I resumed to Susan Maturo. “Have you got a matter, or are you just researching?”
“Oh, I’ve got a matter.” She set her teeth on her lip — nice teeth, and not a bad lip — and kept them that way a while, regarding me. Then she went on, “It hit me hard, and it’s been getting worse in me instead of better. I began to be afraid I was going batty, and I decided to come to this Leo Heller and see what he could do, so I came this morning, but I was sitting up there in his waiting room — two people were already there, a man and a woman — and it went all through me that I was just being bitter and vindictive, and I don’t think I’m really like that — I’m pretty sure I never have been—”
Apparently she needed some cooperation, so I assured her, “You don’t look vindictive.”
She touched my sleeve with her fingertips to thank me. “So I got up and left, and then as I was leaving the elevator I heard that man saying your name and who you are, and it popped into my head to ask you. I asked how much it would cost to have Nero Wolfe investigate, but that was premature, because what I really want is to tell him about it and get his advice about investigating.”
She was dead serious and she was all worked up, so I arranged my face and voice to fit. “It’s like this,” I told her, “for that kind of approach to Mr. Wolfe, with no big fee in prospect, some expert preparation is required, and I’m the only expert in the field.” I glanced at my wrist and saw 10:19. “I’ve got a date, but I can spare five minutes if you want to brief me on the essentials, and then I’ll tell you how it strikes me. What was it that hit you?”
She looked at me, shot a glance at Nils Lamm, who couldn’t have moved out of earshot in that lobby if he had wanted to, and came back to me. Her jaw quivered, and she clamped it tight and held it for a moment, then released it and spoke. “When I start to talk about it, it sticks in my throat and chokes me, and five minutes wouldn’t be enough, and anyway I need someone old and wise like Nero Wolfe. Won’t you let me see him?”

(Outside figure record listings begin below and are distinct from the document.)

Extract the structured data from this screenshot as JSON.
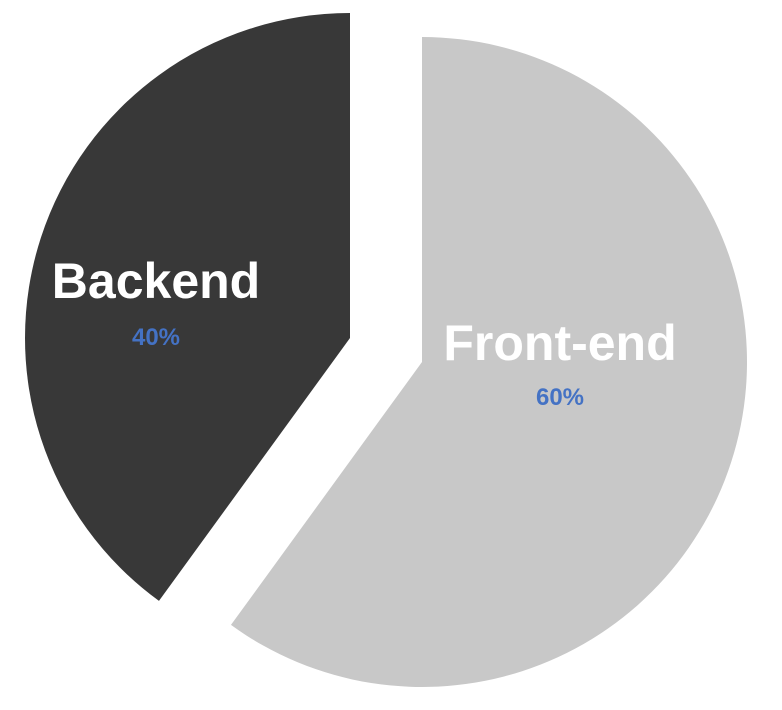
{
  "chart_data": {
    "type": "pie",
    "title": "",
    "start_angle_deg": 0,
    "exploded": true,
    "label_color": "#ffffff",
    "value_color": "#4472C4",
    "slices": [
      {
        "label": "Front-end",
        "value": 60,
        "value_label": "60%",
        "color": "#C8C8C8"
      },
      {
        "label": "Backend",
        "value": 40,
        "value_label": "40%",
        "color": "#383838"
      }
    ]
  }
}
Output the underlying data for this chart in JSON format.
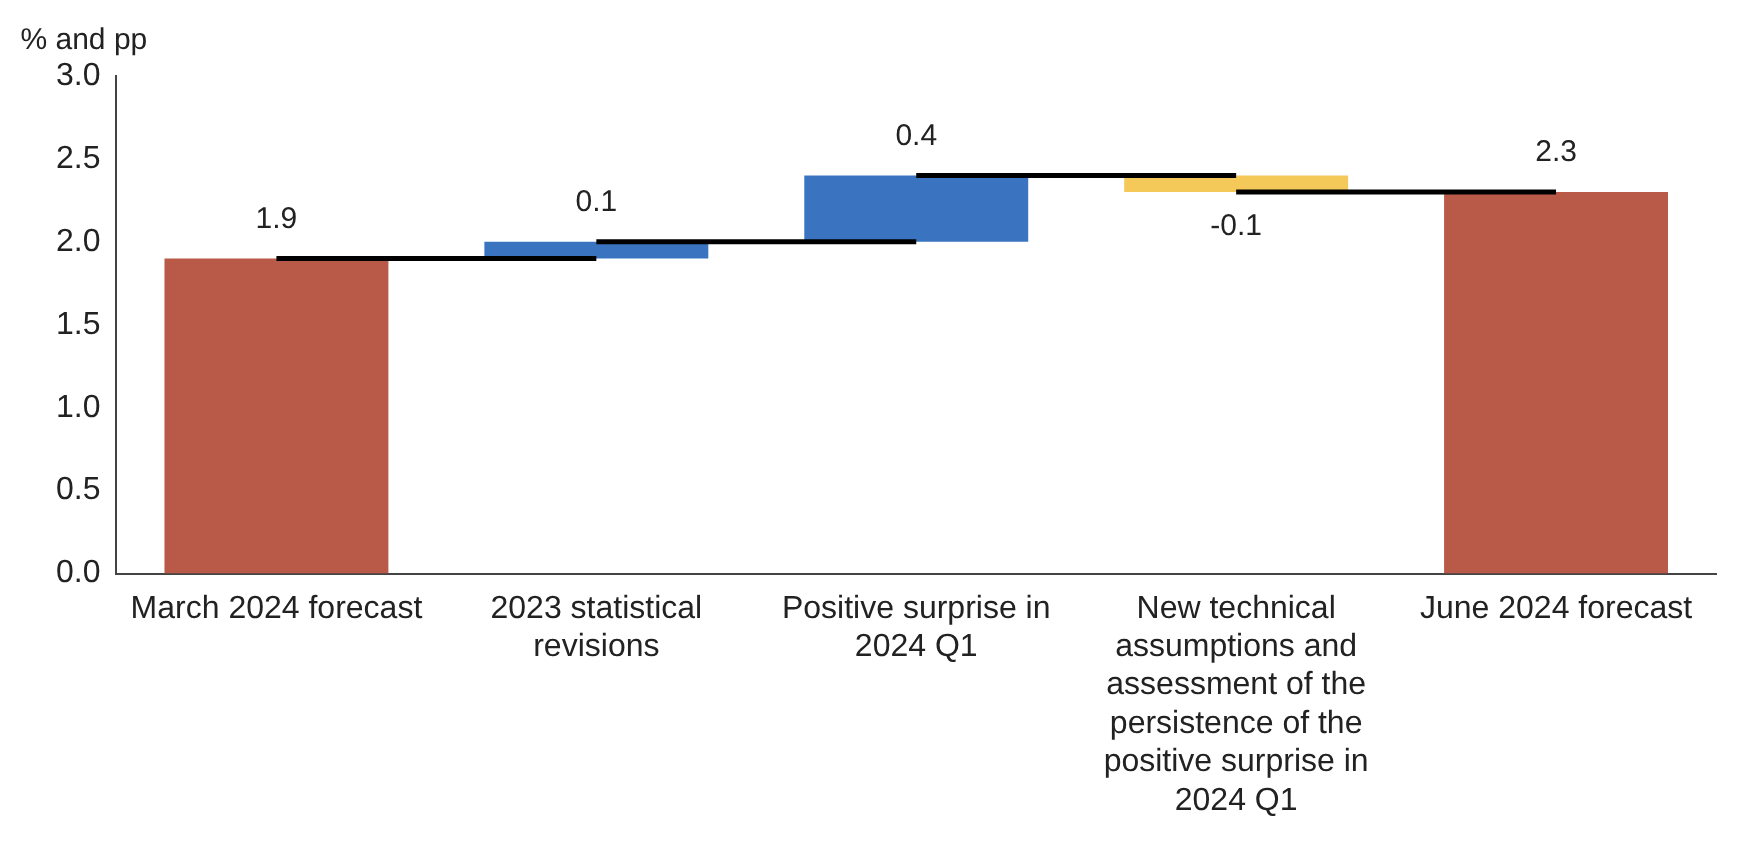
{
  "chart_data": {
    "type": "bar",
    "ylabel": "% and pp",
    "categories": [
      "March 2024 forecast",
      "2023 statistical revisions",
      "Positive surprise in 2024 Q1",
      "New technical assumptions and assessment of the persistence of the positive surprise in 2024 Q1",
      "June 2024 forecast"
    ],
    "values": [
      1.9,
      0.1,
      0.4,
      -0.1,
      2.3
    ],
    "base": [
      0,
      1.9,
      2.0,
      2.4,
      0
    ],
    "colors": [
      "#b95a48",
      "#3a74c0",
      "#3a74c0",
      "#f5c85a",
      "#b95a48"
    ],
    "ylim": [
      0,
      3
    ],
    "yticks": [
      {
        "value": 0,
        "label": "0.0"
      },
      {
        "value": 0.5,
        "label": "0.5"
      },
      {
        "value": 1,
        "label": "1.0"
      },
      {
        "value": 1.5,
        "label": "1.5"
      },
      {
        "value": 2,
        "label": "2.0"
      },
      {
        "value": 2.5,
        "label": "2.5"
      },
      {
        "value": 3,
        "label": "3.0"
      }
    ],
    "data_labels": true,
    "grid": false,
    "legend": false
  }
}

I promised to try. I told her that it would be hard to find any man in the metropolitan area more willing to help an attractive girl in distress than I was, but it would be a waste of time and effort for me to take her in to Wolfe cold, and though I was neither old nor wise she would have to give me at least a full outline before I could furnish either an opinion or help. She agreed that that was reasonable and gave me her address and phone number, and we arranged to communicate later in the day. I went and opened the door for her, and she departed.
On the way up in the elevator my watch said 10:28, so I wasn’t on time after all, but we would still have half an hour before Heller’s business day began. On the fifth floor a plaque on the wall facing the elevator was lettered LEO HELLER, WAITING ROOM, with an arrow pointing right, and at that end of the narrow hall a door bore the invitation, WALK IN. I turned left, toward the other end, where I pushed a button beside a door, noticing as I did so that the door was ajar a scanty inch. When my ring brought no response, and a second one, more prolonged, didn’t either, I shoved the door open, crossed the sill, and called Heller’s name. No reply. There was no one in sight.
Thinking that he had probably stepped into the waiting room and would soon return, I glanced around to see what the lair of a probability wizard looked like, and was impressed by some outstanding features. The door, of metal, was a good three inches thick, either for security or for soundproofing, or maybe both. If there were any windows they were behind the heavy draperies; the artificial light came indirectly from channels in the walls just beneath the ceiling. The air was conditioned. There were locks on all the units of a vast assembly of filing cabinets that took up all the rear wall. The floor, with no rugs, was tiled with some velvety material on which a footfall was barely audible.
The thick door was for soundproofing. I had closed it, nearly, on entering, and the silence was complete. Not a sound of the city could be heard, though the clang and clatter of Lexington Avenue was nearby one way and Third Avenue the other.